En 52 portraits vifs et drôles, François Cérésa livre sabre au clair son panthéon subjectif de ceux qui incarnent pour lui, une certaine idée de la France, avec virtuosité, obstination, et élégance.
Et de quoi parle-t-on, tout d’abord ? Qu’entend-on ici par panache ? Une forme de bravoure spectaculaire, de vaillance chevaleresque, d’héroïsme virevoltant ? Ou ne serait-ce plus prosaïquement qu’un vulgaire « prurit de l’individualisme, une hypertrophie du moi » fuyant le collectif pour mieux se mettre en valeur ?, s’interroge François Cérésa.
Avant toute chose, « c‘est l’audace qui permet le panache », proclame l’auteur. Mais si l’on n’y ajoute une bonne dose de vanité en quête de gloire, on n’obtient que des « panachards », des Général Boulanger, des forts en gueules, des chauvins, des pénibles, aurait cinglé Audiard.
Les Anglais – « cette nation de boutiquiers », professait Napoléon – n’auraient pour eux que le courage, alors que les Français savent y ajouter un supplément d’âme, un je-ne-sais-quoi de « so French », qui fait toute la différence pour prétendre au panache.
Edmond Rostand – qui d’autre ?! – en connait un rayon. Le panache, pour l’auteur de Cyrano, c’est l’esprit de bravoure « avec un délicat refus de se prendre au tragique. Il est dans la pudeur de l’héroïsme, comme un sourire par lequel on s’excuse d’être sublime ; un peu frivole peut-être, un peu théâtral sans doute, le panache n’est qu’une grâce. « L’esprit qui voltige n’est-il pas la plus belle victoire sur la carcasse qui tremble ? ».
Les portraits de François Cérésa montrent qu’il faut aussi une volonté inoxydable pour faire triompher la liberté, associée à une sacrée envie d’envoyer par-dessus bord les convenances et les jalons d’une société corsetée, pour sauver sa peau ou celle de son pays, ou simplement pour exister, vraiment, quand tout s’y oppose.
Le panache français, c’est le Vendéen Charette, furieusement contre-révolutionnaire, qui félicita ses ennemis de l’avoir enfin capturé, avant d’ordonner lui-même le feu de son exécution par les armes, en 1796 : « Savez-vous, Messieurs, que si je n’avais pas été aussi durement blessé, je vous eusse encore échappé ce coup-ci ? ».
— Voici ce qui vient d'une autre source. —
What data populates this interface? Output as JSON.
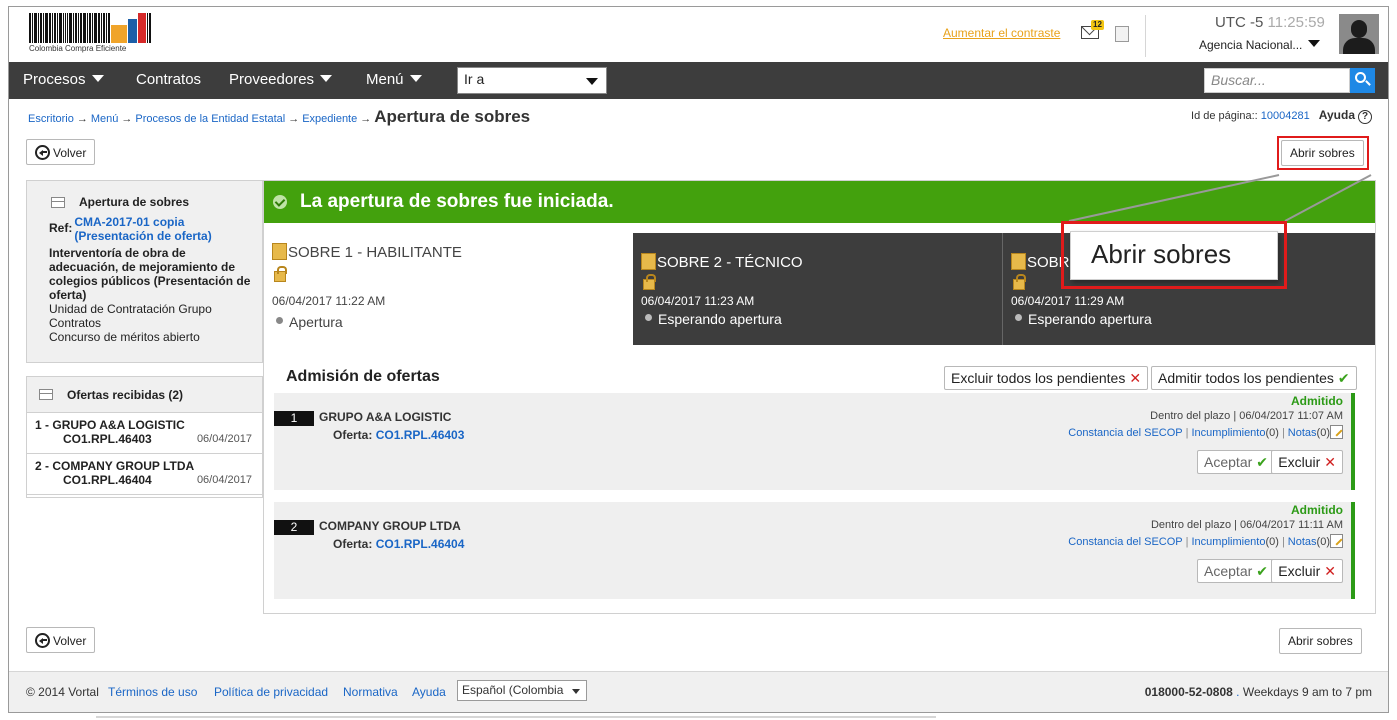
{
  "header": {
    "logo_text": "Colombia Compra Eficiente",
    "contrast_link": "Aumentar el contraste",
    "notifications_count": "12",
    "timezone": "UTC -5",
    "time": "11:25:59",
    "agency": "Agencia Nacional..."
  },
  "nav": {
    "items": [
      "Procesos",
      "Contratos",
      "Proveedores",
      "Menú"
    ],
    "goto_label": "Ir a",
    "search_placeholder": "Buscar..."
  },
  "breadcrumb": {
    "items": [
      "Escritorio",
      "Menú",
      "Procesos de la Entidad Estatal",
      "Expediente"
    ],
    "current": "Apertura de sobres",
    "page_id_label": "Id de página::",
    "page_id": "10004281",
    "help_label": "Ayuda"
  },
  "toolbar": {
    "back_label": "Volver",
    "open_label": "Abrir sobres"
  },
  "summary": {
    "title": "Apertura de sobres",
    "ref_label": "Ref:",
    "ref_value": "CMA-2017-01 copia (Presentación de oferta)",
    "description": "Interventoría de obra de adecuación, de mejoramiento de colegios públicos (Presentación de oferta)",
    "unit": "Unidad de Contratación Grupo Contratos",
    "modality": "Concurso de méritos abierto"
  },
  "offers_panel": {
    "title": "Ofertas recibidas (2)",
    "items": [
      {
        "index": "1 -",
        "name": "GRUPO A&A LOGISTIC",
        "code": "CO1.RPL.46403",
        "date": "06/04/2017"
      },
      {
        "index": "2 -",
        "name": "COMPANY GROUP LTDA",
        "code": "CO1.RPL.46404",
        "date": "06/04/2017"
      }
    ]
  },
  "main": {
    "banner": "La apertura de sobres fue iniciada.",
    "envelopes": [
      {
        "title": "SOBRE 1 - HABILITANTE",
        "date": "06/04/2017 11:22 AM",
        "status": "Apertura"
      },
      {
        "title": "SOBRE 2 - TÉCNICO",
        "date": "06/04/2017 11:23 AM",
        "status": "Esperando apertura"
      },
      {
        "title": "SOBR",
        "date": "06/04/2017 11:29 AM",
        "status": "Esperando apertura"
      }
    ],
    "admission_title": "Admisión de ofertas",
    "exclude_all": "Excluir todos los pendientes",
    "admit_all": "Admitir todos los pendientes",
    "offers": [
      {
        "num": "1",
        "name": "GRUPO A&A LOGISTIC",
        "offer_label": "Oferta:",
        "offer_code": "CO1.RPL.46403",
        "status": "Admitido",
        "timing": "Dentro del plazo | 06/04/2017 11:07 AM",
        "link1": "Constancia del SECOP",
        "link2": "Incumplimiento",
        "link2_count": "(0)",
        "link3": "Notas",
        "link3_count": "(0)",
        "accept": "Aceptar",
        "exclude": "Excluir"
      },
      {
        "num": "2",
        "name": "COMPANY GROUP LTDA",
        "offer_label": "Oferta:",
        "offer_code": "CO1.RPL.46404",
        "status": "Admitido",
        "timing": "Dentro del plazo | 06/04/2017 11:11 AM",
        "link1": "Constancia del SECOP",
        "link2": "Incumplimiento",
        "link2_count": "(0)",
        "link3": "Notas",
        "link3_count": "(0)",
        "accept": "Aceptar",
        "exclude": "Excluir"
      }
    ]
  },
  "callout": {
    "text": "Abrir sobres"
  },
  "footer": {
    "copyright": "© 2014 Vortal",
    "links": [
      "Términos de uso",
      "Política de privacidad",
      "Normativa",
      "Ayuda"
    ],
    "language": "Español (Colombia",
    "phone": "018000-52-0808",
    "hours": "Weekdays 9 am to 7 pm"
  },
  "colors": {
    "nav_bg": "#3d3d3d",
    "banner_green": "#43a10d",
    "link_blue": "#1a66c6",
    "highlight_red": "#e01b1b",
    "contrast_orange": "#e8a21a"
  }
}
C’est Jacques Anquetil, champion cycliste, qui bat Poulidor dans le Critérium du Dauphiné Libéré, le 29 mai 1965, avant d’avaler un steak tartare sur le pouce et une bière fraîche avec un cigare – car son médecin lui avait conseillé d’arrêter les cigarettes – et de s’envoler avec le Mystère 20 mis spécialement à sa disposition par De Gaulle, pour s’aligner sur le Bordeaux-Paris, quelques heures plus tard, à l’aube. Qu’il gagnera également, devant Geminiani, qui avait raillé sa mine fatiguée.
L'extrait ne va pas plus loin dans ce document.